It’s not news that many people go to their local emergency room for care that could be provided at much lower cost at a doctor’s office or community health center.
Many patients who do this may not have health insurance or a primary care provider. This can be a costly venture, however, and local health providers are striving to educate patients about when a trip to the emergency room is really necessary.
“In general, if the patient feels that their life or limb is threatened, they need to get to the emergency room,” said Dr. Tripp Carter III, medical director of emergency services at Portsmouth Regional Hospital.
“Those with chest pain, difficulty breathing or symptoms of a stroke should definitely go to the emergency department.”
When a patient comes into the emergency department, he or she is “triaged” by medical personnel for severity of symptoms. They are then usually put into an examining room to be seen by a physician.
Carter recommends asking yourself this question: “Do I really think I need the emergency department — or is it just convenient?” If it is not life threatening, a call to the person’s primary care provider may be the best thing to do. Most medical practices have an on-call service for a provider to call back a patient any time when the office is closed. He or she can advise the patient as to whether they need to be seen right away in the emergency department or if it can wait until the patient can be seen at the office.
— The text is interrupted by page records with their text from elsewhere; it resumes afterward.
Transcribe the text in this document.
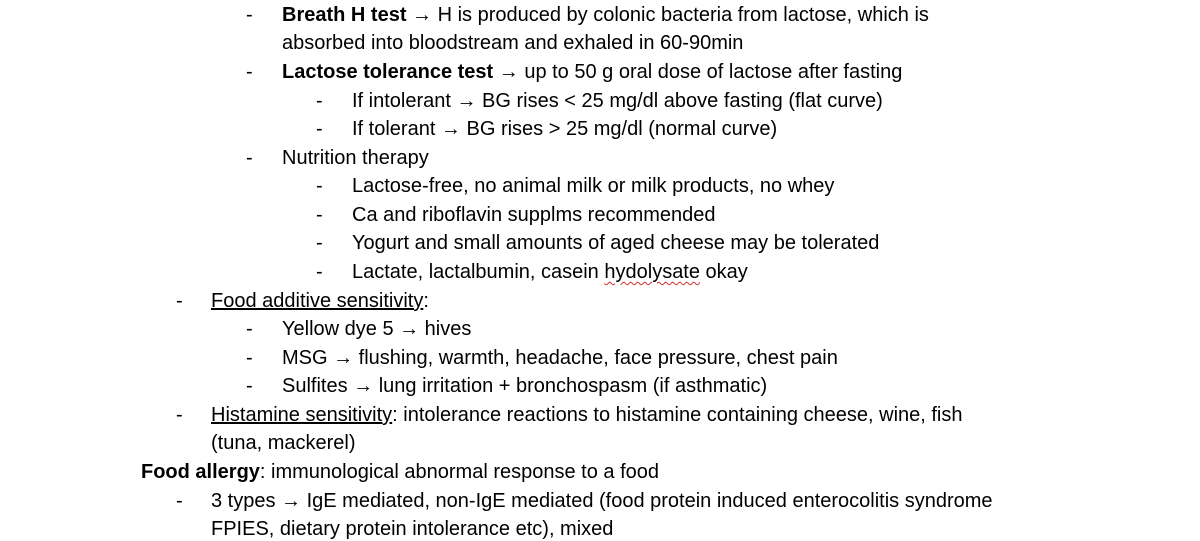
- Breath H test → H is produced by colonic bacteria from lactose, which is
absorbed into bloodstream and exhaled in 60-90min
- Lactose tolerance test → up to 50 g oral dose of lactose after fasting
- If intolerant → BG rises < 25 mg/dl above fasting (flat curve)
- If tolerant → BG rises > 25 mg/dl (normal curve)
- Nutrition therapy
- Lactose-free, no animal milk or milk products, no whey
- Ca and riboflavin supplms recommended
- Yogurt and small amounts of aged cheese may be tolerated
- Lactate, lactalbumin, casein hydolysate okay
- Food additive sensitivity:
- Yellow dye 5 → hives
- MSG → flushing, warmth, headache, face pressure, chest pain
- Sulfites → lung irritation + bronchospasm (if asthmatic)
- Histamine sensitivity: intolerance reactions to histamine containing cheese, wine, fish
(tuna, mackerel)
Food allergy: immunological abnormal response to a food
- 3 types → IgE mediated, non-IgE mediated (food protein induced enterocolitis syndrome
FPIES, dietary protein intolerance etc), mixed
Portsmouth Regional Hospital has a service called Consult A Nurse, staffed 24/7, which can answer questions about health concerns. The number is (888) 421-1080. This is not to be used in a true emergency like chest pain or severe trauma, when 9-1-1 should be dialed.
While the nurses at Consult-A-Nurse don’t diagnose medical conditions over the phone, they provide answers to health-related questions and offer support and consultation.
Grant Turpin, Portsmouth Regional’s emergency medical services coordinator, added that people can go to the hospital’s Web site, www.portsmouthhospital.com, to find out the current wait for the emergency room. Or, they can text “ER” to 23000.
“It is better to err on the side of caution if the patient is not sure,” Carter said. “During the winter months we do get our fair share of people with sniffles and coughs. But some patients may actually have pneumonia.”
Carter said the emergency room staff sees a lot of patients with dental emergencies. These are patients who usually do not have access to dental care mostly because of having no insurance.
“Often, we refer these patients to Families First,” he said.
The hospital will also refer patients who do not have a primary care provider to Families First Health and Support Center in Portsmouth.
“This is helpful to these patients because we otherwise don’t take adults for dental care unless they are already Families First patients, and we normally have a wait of several weeks for new health center patients to establish care,” said Margie Wachtel, communications director at Families First, a community health center that serves a mostly uninsured and underinsured population. “But patients referred from the emergency room are fast-tracked.”
In fiscal year 2013 (July 2012 through June 2013), a total of 384 patients were referred to Families First from the emergency departments at Portsmouth Regional Hospital and Exeter Hospital.
Exeter Hospital began referring patients in October 2012.
Of these patients, 214 were from Portsmouth Regional and 170 were from Exeter Hospital.
“Not all 384 of these patients actually contacted us and received services at Families First, but they could have,” Wachtel said.
Families First is in the process of educating its patients about when and when not to use the emergency room.
“We know every morning how many of our patients came to the emergency room the day before at Portsmouth Regional,” said Helen Taft, executive director of Families First. “We’ll connect with these patients and have found that most of them have not called here first.” Families First offers an after-hours nursing service 24/7 with a doctor on call. It has also added walk-in appointments on Tuesday and Friday mornings, and same-day appointments for ill patients.
Flyers are placed throughout the clinic reminding patients of these options so they will only go to the emergency room during a true emergency.
“The state of New Hampshire is about to implement Medicaid Care Management, and one of the goals of that is to reduce costs, in part through reducing overuse of the emergency room,” Taft said.
Goodwin Community Health in Somersworth has a similar partnership with Wentworth-Douglass Hospital in Dover in referring emergency room patients to the center. There is an outreach worker on site at the hospital who works Sunday to Thursday from 1 to 9:30 p.m.
“These times were identified as the most needed,” said Janet Atkins, executive director of Goodwin Community Health. She said patients generally present with chronic pain, upper respiratory infections, anxiety, depression, asthma and diabetic complications.
The outreach worker program started in January and Atkins said about 150 patients are referred to the program each month.
“Most of them have no primary care provider, are uninsured or on Medicaid,” she said. “While not all of them end up coming to us, we are able to provide a medical home for many.”
Atkins said of those referred, about 24 percent will become patients at Goodwin.
Goodwin offers walk-in service five mornings a week for medical and dental patients and it stays open a couple of evenings to see patients.
It is trying to change the behavior of patients from automatically using the emergency room and increase the utilization of preventative care.
“We are creating a unique and creative approach by having an outreach worker at the hospital who can schedule a follow-up appointment on the spot,” said Lara Willard, Goodwin’s director of marketing and public relations.